This past week it was officially announced that Vincenzo Bernardo had opted out of his contract with Italian Serie A club Napoli and is now a free agent. For some weeks there has been speculation that the New Jersey native, who joined Napoli’s primavera squad in 2006, would be coming to Major League Soccer; however, no MLS side has publically expressed a strong interest in signing the small but talented Italian-American midfielder/striker.
Despite having success in practice matches against Napoli’s first squad, Bernardo was not getting call-ups from Napoli Coach Roberto Donadoni, who spent time playing for the New York/New Jersey MetroStars in the early days of MLS. Late last month, Napoli attempted to loan Bernardo to a Serie C/2 side, but Bernardo rejected the loan. It was on the last day of the 2009 UEFA summer transfer window that Bernardo opted out of his contract with Napoli in order to become a free agent and take control of his playing future.
Bernardo was born in Morristown, New Jersey in 1990, and began playing soccer in Madison, New Jersey when he was 6 years old, playing in a league where all other players were about 2 years older then him. Over the next 6 years, Bernardo played for a YMCA travel team and then joined Morris United when he was 12 years old. Over time, Bernardo made his way up the New Jersey soccer food chain to St. Benedict’s Preparatory School, home to one of the best high school soccer programs in the United States. Among those who have played at St. Benedict’s are Claudio Reyna, Tab Ramos, Petter Villegas, Greg Berhalter, and Gabriel Enzo Ferrari.

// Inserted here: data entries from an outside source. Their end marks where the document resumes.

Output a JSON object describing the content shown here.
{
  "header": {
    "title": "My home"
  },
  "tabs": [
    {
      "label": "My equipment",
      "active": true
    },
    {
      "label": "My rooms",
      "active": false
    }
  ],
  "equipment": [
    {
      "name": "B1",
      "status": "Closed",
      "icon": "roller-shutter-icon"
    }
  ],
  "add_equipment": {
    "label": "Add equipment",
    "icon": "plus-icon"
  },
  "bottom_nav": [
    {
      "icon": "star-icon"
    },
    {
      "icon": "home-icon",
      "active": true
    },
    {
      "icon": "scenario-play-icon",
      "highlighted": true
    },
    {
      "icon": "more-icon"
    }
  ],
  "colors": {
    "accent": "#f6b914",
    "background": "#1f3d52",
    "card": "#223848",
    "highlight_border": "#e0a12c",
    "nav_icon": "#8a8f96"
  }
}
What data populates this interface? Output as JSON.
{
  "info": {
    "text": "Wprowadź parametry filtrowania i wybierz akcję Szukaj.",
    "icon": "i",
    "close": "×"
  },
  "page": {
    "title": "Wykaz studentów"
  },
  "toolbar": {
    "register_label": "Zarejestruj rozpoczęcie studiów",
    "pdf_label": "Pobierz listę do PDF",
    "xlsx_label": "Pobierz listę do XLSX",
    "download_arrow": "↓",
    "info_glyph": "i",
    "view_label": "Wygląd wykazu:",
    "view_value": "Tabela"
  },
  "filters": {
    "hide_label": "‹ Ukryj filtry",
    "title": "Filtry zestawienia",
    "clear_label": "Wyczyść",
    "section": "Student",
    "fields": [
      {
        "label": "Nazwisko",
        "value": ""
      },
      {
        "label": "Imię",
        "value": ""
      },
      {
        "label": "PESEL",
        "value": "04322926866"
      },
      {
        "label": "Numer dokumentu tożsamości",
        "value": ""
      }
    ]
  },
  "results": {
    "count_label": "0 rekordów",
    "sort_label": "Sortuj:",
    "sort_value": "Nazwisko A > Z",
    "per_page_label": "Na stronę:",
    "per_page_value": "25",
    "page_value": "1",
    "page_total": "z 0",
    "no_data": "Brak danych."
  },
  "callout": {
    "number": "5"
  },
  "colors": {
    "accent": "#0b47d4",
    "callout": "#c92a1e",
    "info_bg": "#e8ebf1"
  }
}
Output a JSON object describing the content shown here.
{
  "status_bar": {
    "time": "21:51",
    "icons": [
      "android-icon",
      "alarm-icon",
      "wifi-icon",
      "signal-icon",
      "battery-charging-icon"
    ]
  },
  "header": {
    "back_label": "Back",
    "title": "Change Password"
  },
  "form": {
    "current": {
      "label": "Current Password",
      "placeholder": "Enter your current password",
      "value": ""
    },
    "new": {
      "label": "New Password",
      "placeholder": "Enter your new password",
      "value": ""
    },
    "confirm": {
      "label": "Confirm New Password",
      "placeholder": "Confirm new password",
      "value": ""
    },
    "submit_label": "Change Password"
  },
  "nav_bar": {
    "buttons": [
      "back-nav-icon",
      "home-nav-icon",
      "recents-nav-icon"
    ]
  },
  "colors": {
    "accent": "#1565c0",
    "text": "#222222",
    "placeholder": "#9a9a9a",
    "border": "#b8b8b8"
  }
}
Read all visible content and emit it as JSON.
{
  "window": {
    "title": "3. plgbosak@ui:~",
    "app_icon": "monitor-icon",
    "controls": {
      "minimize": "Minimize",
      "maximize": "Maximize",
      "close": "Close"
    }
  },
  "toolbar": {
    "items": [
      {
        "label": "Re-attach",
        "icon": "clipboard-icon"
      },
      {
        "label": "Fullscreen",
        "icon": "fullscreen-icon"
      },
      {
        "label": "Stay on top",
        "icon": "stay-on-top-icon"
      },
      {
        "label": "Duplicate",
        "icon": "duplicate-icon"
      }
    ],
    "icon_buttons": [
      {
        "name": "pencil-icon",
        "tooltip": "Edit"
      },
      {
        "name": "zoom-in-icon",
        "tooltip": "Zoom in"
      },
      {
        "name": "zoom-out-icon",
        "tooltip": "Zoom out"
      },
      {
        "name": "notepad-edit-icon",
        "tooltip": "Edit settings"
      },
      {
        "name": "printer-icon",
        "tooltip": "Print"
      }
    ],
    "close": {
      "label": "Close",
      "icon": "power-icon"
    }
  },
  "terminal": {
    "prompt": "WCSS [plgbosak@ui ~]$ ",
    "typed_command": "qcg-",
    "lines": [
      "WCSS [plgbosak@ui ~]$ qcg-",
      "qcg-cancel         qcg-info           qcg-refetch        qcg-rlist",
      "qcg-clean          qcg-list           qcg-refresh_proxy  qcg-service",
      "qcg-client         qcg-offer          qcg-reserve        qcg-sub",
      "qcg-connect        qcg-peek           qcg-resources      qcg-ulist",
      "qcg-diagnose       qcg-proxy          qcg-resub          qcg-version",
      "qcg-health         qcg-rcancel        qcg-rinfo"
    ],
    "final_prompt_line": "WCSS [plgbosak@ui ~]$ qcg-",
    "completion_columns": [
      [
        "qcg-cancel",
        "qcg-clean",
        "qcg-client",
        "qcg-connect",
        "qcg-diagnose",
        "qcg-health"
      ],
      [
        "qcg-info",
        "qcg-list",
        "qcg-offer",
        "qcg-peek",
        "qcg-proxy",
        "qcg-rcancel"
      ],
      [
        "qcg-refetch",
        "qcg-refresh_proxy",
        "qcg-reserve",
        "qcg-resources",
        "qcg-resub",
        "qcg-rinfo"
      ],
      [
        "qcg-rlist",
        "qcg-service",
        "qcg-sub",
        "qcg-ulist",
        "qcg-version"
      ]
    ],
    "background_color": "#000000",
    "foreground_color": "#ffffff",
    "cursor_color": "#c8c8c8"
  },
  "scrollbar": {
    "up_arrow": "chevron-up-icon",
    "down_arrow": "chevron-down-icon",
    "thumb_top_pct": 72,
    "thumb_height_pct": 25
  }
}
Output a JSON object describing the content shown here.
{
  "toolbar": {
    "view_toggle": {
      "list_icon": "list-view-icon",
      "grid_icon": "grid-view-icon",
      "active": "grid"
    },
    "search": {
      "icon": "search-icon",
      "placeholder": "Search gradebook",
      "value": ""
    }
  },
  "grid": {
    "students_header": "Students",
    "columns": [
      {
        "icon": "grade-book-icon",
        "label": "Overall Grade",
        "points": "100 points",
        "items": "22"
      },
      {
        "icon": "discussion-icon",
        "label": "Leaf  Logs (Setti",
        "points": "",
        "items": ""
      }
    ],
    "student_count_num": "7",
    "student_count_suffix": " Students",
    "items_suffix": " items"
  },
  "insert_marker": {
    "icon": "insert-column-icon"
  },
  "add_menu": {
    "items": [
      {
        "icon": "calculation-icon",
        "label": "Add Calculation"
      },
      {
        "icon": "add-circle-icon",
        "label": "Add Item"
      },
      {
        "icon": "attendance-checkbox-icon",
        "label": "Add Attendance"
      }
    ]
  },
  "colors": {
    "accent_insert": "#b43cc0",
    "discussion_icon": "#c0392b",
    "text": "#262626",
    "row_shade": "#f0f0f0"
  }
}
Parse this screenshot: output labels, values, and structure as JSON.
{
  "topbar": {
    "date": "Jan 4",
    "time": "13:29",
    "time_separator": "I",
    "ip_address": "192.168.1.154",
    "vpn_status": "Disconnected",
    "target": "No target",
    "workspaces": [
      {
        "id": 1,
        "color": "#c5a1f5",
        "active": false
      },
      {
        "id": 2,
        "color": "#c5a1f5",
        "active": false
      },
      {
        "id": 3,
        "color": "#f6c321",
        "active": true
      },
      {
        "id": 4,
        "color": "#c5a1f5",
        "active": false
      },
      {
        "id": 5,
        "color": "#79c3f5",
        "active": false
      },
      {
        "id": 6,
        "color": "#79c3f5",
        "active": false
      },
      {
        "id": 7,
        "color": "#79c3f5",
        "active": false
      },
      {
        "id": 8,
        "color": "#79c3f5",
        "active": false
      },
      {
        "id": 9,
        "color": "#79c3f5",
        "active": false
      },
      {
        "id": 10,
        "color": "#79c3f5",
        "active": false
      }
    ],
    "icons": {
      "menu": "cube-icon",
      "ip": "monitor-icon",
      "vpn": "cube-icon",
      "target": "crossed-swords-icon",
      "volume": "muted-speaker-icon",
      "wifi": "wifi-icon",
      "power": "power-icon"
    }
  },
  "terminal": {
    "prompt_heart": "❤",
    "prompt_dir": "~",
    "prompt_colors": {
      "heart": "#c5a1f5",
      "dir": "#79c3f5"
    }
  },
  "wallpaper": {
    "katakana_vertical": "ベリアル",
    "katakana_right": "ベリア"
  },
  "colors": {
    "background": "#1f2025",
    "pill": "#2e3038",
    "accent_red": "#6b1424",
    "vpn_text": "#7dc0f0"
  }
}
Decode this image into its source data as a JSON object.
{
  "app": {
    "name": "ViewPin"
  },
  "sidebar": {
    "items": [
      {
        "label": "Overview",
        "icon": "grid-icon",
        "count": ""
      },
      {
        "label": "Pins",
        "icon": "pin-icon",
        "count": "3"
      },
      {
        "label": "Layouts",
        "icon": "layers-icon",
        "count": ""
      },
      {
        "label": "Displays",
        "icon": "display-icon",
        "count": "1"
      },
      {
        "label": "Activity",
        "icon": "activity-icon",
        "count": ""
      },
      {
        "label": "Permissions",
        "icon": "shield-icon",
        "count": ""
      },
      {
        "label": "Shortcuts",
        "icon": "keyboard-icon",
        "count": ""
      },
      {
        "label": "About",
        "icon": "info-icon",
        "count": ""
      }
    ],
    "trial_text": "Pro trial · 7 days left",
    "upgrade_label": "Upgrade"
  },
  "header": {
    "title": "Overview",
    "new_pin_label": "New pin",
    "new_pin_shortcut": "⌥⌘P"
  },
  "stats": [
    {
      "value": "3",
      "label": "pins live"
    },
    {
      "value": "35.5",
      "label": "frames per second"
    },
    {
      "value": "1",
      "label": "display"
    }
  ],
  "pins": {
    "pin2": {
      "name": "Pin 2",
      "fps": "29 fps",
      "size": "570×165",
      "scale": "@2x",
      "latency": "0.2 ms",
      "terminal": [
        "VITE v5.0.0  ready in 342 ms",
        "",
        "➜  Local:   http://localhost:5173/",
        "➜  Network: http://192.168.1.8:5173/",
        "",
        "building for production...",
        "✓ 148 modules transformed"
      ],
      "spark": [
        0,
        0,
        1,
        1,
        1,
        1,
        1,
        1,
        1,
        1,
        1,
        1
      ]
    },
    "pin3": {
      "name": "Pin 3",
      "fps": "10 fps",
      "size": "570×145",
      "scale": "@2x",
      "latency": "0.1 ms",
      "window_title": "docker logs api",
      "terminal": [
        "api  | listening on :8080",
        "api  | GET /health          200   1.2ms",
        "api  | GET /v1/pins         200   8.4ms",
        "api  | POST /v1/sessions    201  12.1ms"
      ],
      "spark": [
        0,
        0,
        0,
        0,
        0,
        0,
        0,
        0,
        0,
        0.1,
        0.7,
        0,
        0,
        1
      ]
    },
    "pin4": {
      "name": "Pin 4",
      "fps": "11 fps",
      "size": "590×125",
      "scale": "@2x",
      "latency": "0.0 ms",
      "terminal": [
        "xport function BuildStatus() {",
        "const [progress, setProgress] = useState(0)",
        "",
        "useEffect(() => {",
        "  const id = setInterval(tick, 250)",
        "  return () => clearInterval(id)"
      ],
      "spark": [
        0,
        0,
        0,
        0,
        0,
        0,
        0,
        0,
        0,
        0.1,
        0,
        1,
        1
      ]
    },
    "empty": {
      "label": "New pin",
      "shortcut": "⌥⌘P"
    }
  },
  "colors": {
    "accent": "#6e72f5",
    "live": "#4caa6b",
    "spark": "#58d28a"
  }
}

Unlike fellow New Jersey native Giuseppe Rossi, Bernardo has played for the US National Team’s U-17 and U-20 squads, though he has not been called up for the FIFA U-20 World Cup. Additionally, prior to moving to Italy, Bernardo played for the New York MetroStars’ Academy’s U17 and U19 squads. While Rossi has spent the bulk of his youth playing in Italy, Bernardo has grown up in the American soccer youth development system and has since moved on to benefit from training time at Napoli, one of Italy’s most storied sides, which was playing in Serie B when a 16 year-old Bernardo moved from New Jersey to Italy
According to an interview with Greg Seltzer for Soccer365.com, Bernardo is currently being scouted by teams from lower divisions in England and Spain, as well as clubs in Germany and the Netherlands; however, Bernardo indicated to Seltzer that he has not ruled out returning to the United States and playing in MLS. Unfortunately, none of the articles linking Bernardo to MLS have identified an MLS side with a strong interest in obtaining the young midfielder/striker. The obvious choice considering Bernardo’s New Jersey roots and youth career is RedBull New York, but Brian Lewis from the New York Post has written articles indicating that the struggling east coast side has not expressed strong interest in signing Bernardo.
As much derision as Giuseppe Rossi received from US soccer fans after Italy destroyed the US National Team in the confederations cup this summer, it is surprising and worrisome that neither USSF or US soccer fans have pushed harder for returning Bernardo to the American soccer fold. Having only played for US youth squads, Bernardo is still eligible to play for both the Italian National Team and the US National Team, but Thomas Rongen’s failure to call Bernardo up for the U20 World Cup causes concern as to whether USSF views Bernardo as an outsider, meaning Bernardo will only get capped after much foot dragging by the USSF.
After years of growing up and working his way through the various youth football systems in New Jersey and the United States, and then getting the benefit of training with an Italian club like Napoli, it would be a shame if the US and MLS let Bernardo get away. If MLS wants to take that next step in increasing the league’s profile among soccer fans in the US, signing a young prospect like Bernardo, who has development time in Serie A, would be a positive move. Unfortunately, MLS and US Soccer have been lacking when it comes to that “vision thing” and, like many other American players before him, Bernardo will likely end up in either a smaller league or second division league in Europe without being seriously pursued by MLS. If, in a few years time, Americans see Vincenzo Bernardo suiting up for the Italian National Team instead of for the US, instead of blaming Bernardo they will need to blame the US Soccer system for letting him get away.